HtmlFixedSaveOptions opt = new HtmlFixedSaveOptions();
opt.ExportEmbeddedCss = true;
opt.ExportEmbeddedFonts = true;
opt.ExportEmbeddedSvg = true;
opt.ExportEmbeddedImages = true;
opt.PrettyFormat = true;

doc.Save(@"C:\Temp\out.html", opt);

Thanks for the example. I tested it with the following structure in the Word document:

The structure is as follows: At the top is the bookmark that marks the beginning of the header. In between is the paragraph with the header and at the end is the bookmark that marks the end of the header. The corresponding debug watch looks like this:

The HTML file, on the other hand, looks different than expected. The two bookmarks are rendered first and then the paragraph with the header follows. This means that the order in the HTML does not correspond to the order in the Word document:

This is exactly what leads to a problem in my code, which I can’t solve because I need to be able to rely on the expected order. This is exactly what leads to a problem in my code, which I can’t solve because I need to be able to rely on the expected order. It may be interesting to note that there are images in the header. Could this have an impact on rendering?

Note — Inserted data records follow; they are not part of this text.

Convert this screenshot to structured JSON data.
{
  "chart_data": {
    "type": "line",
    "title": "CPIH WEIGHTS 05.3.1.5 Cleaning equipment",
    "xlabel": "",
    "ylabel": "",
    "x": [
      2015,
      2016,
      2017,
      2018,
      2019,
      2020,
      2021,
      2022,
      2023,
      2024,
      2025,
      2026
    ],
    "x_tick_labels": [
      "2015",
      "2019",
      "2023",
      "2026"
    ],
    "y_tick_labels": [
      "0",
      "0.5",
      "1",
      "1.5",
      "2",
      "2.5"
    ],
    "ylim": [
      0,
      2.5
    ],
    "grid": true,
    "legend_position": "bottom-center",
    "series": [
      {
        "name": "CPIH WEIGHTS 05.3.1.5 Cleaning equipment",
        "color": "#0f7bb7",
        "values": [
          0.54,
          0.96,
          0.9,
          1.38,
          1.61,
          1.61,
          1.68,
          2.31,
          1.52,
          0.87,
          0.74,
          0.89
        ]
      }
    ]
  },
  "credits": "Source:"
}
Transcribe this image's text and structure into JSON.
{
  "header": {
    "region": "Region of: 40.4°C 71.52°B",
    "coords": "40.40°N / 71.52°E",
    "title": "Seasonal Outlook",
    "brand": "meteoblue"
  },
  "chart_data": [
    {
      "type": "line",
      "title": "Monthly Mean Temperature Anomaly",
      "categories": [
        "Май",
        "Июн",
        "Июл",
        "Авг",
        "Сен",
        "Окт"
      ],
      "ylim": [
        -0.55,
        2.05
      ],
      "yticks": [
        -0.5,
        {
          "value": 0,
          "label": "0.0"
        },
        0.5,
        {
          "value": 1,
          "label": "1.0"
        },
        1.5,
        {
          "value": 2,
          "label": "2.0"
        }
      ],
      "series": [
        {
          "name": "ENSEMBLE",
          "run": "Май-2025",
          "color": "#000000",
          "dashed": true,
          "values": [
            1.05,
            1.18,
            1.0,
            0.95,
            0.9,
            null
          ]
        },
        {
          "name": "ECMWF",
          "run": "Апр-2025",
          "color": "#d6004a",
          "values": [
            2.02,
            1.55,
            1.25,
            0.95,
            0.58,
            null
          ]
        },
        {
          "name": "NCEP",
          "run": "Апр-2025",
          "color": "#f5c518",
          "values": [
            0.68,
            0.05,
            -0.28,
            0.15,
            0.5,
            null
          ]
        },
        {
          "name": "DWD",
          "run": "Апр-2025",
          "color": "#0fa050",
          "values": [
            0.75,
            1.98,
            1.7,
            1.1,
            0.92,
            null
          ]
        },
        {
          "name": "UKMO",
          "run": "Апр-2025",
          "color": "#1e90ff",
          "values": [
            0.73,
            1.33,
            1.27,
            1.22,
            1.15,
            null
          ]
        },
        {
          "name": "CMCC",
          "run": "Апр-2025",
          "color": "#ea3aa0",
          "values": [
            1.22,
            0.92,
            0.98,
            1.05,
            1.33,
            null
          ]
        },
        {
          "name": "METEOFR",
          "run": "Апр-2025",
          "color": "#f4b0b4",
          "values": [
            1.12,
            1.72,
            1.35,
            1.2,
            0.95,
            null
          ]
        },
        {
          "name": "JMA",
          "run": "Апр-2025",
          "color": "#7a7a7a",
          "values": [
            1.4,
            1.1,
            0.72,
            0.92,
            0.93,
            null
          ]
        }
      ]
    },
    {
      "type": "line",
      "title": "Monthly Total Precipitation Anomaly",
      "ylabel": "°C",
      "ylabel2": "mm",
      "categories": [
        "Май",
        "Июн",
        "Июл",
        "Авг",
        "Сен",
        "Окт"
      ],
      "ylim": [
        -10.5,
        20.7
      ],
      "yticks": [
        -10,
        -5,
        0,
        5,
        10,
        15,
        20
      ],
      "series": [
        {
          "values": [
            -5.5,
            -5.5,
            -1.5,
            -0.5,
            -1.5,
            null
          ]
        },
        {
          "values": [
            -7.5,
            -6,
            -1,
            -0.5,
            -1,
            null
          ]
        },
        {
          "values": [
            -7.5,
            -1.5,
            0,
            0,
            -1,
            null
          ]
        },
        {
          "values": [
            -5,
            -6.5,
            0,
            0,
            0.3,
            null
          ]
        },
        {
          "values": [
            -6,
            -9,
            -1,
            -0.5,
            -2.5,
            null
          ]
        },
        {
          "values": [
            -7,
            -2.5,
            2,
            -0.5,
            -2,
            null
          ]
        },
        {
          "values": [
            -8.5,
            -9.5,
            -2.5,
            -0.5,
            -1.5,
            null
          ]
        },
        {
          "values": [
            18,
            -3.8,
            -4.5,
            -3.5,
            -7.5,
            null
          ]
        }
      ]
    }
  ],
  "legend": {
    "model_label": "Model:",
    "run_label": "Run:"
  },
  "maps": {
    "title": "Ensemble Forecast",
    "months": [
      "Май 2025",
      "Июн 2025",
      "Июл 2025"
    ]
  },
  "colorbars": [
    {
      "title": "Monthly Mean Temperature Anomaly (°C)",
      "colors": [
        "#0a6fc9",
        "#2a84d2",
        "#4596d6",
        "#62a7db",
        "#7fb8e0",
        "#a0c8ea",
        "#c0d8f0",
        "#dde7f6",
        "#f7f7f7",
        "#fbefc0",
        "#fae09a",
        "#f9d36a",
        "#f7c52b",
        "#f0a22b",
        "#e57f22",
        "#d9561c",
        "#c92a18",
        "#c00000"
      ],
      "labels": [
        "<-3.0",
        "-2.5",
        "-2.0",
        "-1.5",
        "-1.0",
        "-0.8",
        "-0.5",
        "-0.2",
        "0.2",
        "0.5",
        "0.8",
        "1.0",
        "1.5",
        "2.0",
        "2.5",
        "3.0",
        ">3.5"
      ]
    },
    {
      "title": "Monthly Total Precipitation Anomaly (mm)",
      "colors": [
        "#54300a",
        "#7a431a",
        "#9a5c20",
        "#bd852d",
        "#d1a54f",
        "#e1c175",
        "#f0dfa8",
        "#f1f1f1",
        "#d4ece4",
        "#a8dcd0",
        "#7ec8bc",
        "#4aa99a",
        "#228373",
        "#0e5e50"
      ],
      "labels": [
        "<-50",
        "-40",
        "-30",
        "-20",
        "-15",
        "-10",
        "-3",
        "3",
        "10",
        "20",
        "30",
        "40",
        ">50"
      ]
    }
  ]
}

@mbertram Could you please attach your document here for testing? We will check it and provide you more information.

Sure… here is the Word document:

header_minimal_example.docx (120.6 KB)

And this is the according HTML file:

aspose.zip (24.9 KB)

@mbertram Thank you for additional information. The problem occurs because shape in your header is floating shape behind text. Unfortunately, as I already mentioned earlier, HtmlFixed format is indented for preserving only visual representation of the document and it is not possible to preserve original document structure when document is saved to HtmlFixed format.
I am afraid it will not be possible to mark header/footer like in your document example using the current Aspose.Words capabilities when save the document to HtmlFixed format. The proposed workaround will work only if the header/footer does not have floating content.

So, since I have no way to mark headers and footers, it would be nice if Aspose.Words would do this itself. All that would be needed is a small class attribute (which could be empty) appended to each object that comes from a header or footer.

It would also be nice if page numbers could be marked in the same way.

I see that there is an issue WORDSNET-24890 on this case. It would be great if my comments could be considered in this issue. For a future version of Aspose.Words this would be very important.

@mbertram Sure, I have added your comments to the defect description so they will be considered by the development team when work on this issue starts.

Regarding page numbers, you can mark them with bookmarks as I suggested earlier. Page numbers in MS Word documents are represented with { PAGE } fields, so you can insert bookmark before the field and after it.